4.【減税】子育て世帯等のリフォーム減税の拡充

 居住環境の改善の観点から、令和6年度税制改正で追加された子育てに対応した住宅へのリフォーム減税が1年延長される。

 (※)子育て特例対象個人

  所有する居住用家屋について、一定の子育て対応改修工事を行った場合には、その工事に係る標準的な工事費用相当額(250万円を限度)の10%(最大25万円)をその年分の所得税額から控除できる。

 ※対象者は、以下のaとbの両方に該当すること

  a 子育て特例対象個人(以下のいずれかに該当すること)

  ・年齢40歳未満であって配偶者を有する者

  ・年齢40歳以上であって年齢40歳未満の配偶者を有する者

  ・年齢19歳未満の扶養親族を有する者

  bその年分の合計所得金額が2,000万円以下である者

【適用時期:令和7年1月1日~12月31日までの間に居住の用に供した場合を対象とする】

5.【減税】子育て世帯の生命保険料控除の拡充

 子育て世帯の遺族保障への備えを強化するため、23歳未満の扶養親族がいる場合の一般生命保険料控除の限度額が6万円(現行4万円)に引き上げられる。

【適用時期:令和8年分の所得税に限る】

6.【減税】確定拠出年金制度(DC・iDeCo)の拡充

 勤務先の企業年金の有無による掛金上限の差異を解消するため、第2号被保険者の掛金上限が統一される。賃金上昇率を勘案し、掛金上限が引上げられ、第2号被保険者は月6.2万円、第1号被保険者は月7.5万円となる。

【適用時期:確定拠出年金法等の改正時期から適用】

7.【減税】事業承継税制の役員就任要件の緩和

 事業承継税制の特例措置について、次の通りに役員就任要件の見直しを行う。

(現行:「贈与の日まで引き続き3年以上であること」→改正案「贈与の直前において役員である」)

個人版事業承継税制についても同趣旨の見直しを行う。

【適用時期:令和7年1月1日以後の贈与】

8.【減税】結婚・子育て資金一括贈与非課税制度の延長

 子育て支援の重要性を踏まえ、結婚・子育て資金一括贈与非課税制度が2年延長される。

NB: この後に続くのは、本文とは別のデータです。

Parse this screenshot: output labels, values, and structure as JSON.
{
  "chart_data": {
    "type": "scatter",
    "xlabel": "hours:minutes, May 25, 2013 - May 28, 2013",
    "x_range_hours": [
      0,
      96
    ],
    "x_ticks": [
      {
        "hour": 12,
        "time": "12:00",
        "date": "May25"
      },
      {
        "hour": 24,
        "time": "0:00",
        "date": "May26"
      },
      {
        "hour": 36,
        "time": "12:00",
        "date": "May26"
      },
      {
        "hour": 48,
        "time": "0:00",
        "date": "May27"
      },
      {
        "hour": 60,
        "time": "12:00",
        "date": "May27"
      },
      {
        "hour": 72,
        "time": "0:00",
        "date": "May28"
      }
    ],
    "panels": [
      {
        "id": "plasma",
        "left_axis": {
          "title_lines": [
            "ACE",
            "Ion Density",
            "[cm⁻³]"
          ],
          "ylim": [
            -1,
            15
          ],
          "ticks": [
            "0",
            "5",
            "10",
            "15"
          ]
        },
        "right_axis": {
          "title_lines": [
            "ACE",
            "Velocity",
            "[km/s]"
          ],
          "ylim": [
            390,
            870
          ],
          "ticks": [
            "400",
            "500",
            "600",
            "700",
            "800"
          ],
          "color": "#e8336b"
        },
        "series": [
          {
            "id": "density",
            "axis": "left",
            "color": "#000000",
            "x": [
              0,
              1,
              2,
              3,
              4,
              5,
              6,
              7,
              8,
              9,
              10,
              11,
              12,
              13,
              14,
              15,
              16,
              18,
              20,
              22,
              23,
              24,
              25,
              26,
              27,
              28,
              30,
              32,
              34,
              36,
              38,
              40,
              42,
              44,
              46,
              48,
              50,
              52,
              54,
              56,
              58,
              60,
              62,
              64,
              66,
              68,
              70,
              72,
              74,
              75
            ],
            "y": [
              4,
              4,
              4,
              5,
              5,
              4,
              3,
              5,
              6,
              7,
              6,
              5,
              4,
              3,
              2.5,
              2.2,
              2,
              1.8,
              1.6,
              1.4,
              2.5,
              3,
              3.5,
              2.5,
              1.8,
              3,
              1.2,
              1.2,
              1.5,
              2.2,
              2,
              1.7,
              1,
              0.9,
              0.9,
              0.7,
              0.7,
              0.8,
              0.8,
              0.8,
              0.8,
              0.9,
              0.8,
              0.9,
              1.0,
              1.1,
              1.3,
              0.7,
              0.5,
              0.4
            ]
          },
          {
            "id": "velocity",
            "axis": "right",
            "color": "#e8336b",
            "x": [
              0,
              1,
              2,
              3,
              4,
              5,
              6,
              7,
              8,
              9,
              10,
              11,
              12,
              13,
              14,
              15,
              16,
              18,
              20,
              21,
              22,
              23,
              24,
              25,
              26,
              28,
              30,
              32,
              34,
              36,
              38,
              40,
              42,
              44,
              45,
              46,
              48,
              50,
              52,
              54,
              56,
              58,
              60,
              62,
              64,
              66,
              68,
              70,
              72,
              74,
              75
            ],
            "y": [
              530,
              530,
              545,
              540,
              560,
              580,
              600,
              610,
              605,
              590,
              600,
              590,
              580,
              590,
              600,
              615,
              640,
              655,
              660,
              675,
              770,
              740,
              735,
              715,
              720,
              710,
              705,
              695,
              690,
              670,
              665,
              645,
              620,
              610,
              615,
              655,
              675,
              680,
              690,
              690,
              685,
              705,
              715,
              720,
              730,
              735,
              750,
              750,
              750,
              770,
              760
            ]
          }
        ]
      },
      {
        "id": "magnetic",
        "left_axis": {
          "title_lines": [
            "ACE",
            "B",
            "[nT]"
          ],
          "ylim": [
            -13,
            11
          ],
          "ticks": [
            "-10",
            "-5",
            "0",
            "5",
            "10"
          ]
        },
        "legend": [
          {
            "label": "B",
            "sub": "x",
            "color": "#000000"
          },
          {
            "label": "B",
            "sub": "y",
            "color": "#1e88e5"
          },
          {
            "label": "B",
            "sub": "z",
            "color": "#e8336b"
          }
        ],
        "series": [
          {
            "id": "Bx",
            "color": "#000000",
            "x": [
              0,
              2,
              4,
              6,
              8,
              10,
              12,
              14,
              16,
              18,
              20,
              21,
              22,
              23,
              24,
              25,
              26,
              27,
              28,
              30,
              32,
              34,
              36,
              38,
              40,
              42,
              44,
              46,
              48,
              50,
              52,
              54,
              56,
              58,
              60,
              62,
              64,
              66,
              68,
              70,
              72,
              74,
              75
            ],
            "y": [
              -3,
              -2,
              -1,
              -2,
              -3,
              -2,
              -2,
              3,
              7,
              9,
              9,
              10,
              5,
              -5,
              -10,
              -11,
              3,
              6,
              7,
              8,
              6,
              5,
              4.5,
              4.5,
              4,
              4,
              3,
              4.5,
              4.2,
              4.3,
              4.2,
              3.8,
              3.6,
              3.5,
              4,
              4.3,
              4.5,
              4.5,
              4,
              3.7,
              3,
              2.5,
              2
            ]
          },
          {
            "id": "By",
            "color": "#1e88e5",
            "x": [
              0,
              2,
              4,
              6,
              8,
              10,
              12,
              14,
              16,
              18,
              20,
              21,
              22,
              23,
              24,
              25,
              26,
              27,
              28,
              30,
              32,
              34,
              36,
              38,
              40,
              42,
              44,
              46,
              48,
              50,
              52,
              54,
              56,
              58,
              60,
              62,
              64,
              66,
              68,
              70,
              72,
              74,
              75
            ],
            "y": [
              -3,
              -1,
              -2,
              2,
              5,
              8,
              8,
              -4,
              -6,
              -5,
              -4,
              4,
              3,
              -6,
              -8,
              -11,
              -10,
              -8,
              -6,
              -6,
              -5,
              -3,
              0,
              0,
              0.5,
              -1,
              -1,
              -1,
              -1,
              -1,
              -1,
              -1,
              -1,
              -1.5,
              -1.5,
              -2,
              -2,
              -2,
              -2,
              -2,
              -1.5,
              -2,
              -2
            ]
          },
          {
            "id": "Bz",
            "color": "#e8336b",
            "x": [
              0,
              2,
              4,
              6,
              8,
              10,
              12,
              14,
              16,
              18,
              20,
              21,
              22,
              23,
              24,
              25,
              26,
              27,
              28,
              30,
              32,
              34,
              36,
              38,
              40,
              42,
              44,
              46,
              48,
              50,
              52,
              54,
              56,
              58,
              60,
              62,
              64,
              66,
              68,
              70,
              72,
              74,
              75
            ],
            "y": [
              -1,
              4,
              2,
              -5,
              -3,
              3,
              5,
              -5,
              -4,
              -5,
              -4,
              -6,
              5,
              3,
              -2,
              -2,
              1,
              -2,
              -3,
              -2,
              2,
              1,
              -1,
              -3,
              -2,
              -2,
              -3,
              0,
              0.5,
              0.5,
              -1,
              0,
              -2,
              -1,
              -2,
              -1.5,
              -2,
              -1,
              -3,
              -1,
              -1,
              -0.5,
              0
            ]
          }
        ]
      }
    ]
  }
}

9.【減税】先端設備導入による固定資産税特例の見直し

 生産性の向上や賃上げの促進を図ることを目的とした固定資産税の特例措置の適用期限が2年延長される。賃上げを後押しするため、対象資産が「雇用者給与等支給額の引上げの方針を位置づけた計画」に基づき取得する資産に限定される。

10.【整備】外国人旅行者向け免税制度の見直し

 大量に購入した免税品を転売し不正に利益を得るケースが相次いでいると指摘されていることから、購入時に消費税分を支払い、出国手続きの際に免税額を返金する「リファインド方式」が導入される。

 外国人旅行者向けの利便性向上や免税店の事務負担軽減の観点から、現行の不正防止のための免税販売要件が見直される

【適用時期:令和8年11月1日以後】

【出典】

経営革新等支援機関推進協議会「令和7年度税制改正のポイント解説」

厚生労働省「令和7年度 税制改正の概要(厚生労働省関係)」

経済産業省「令和7年度 経済産業関係 税制改正のについて」

以上、所得税・資産税・消費税の税制改正について解説をしました。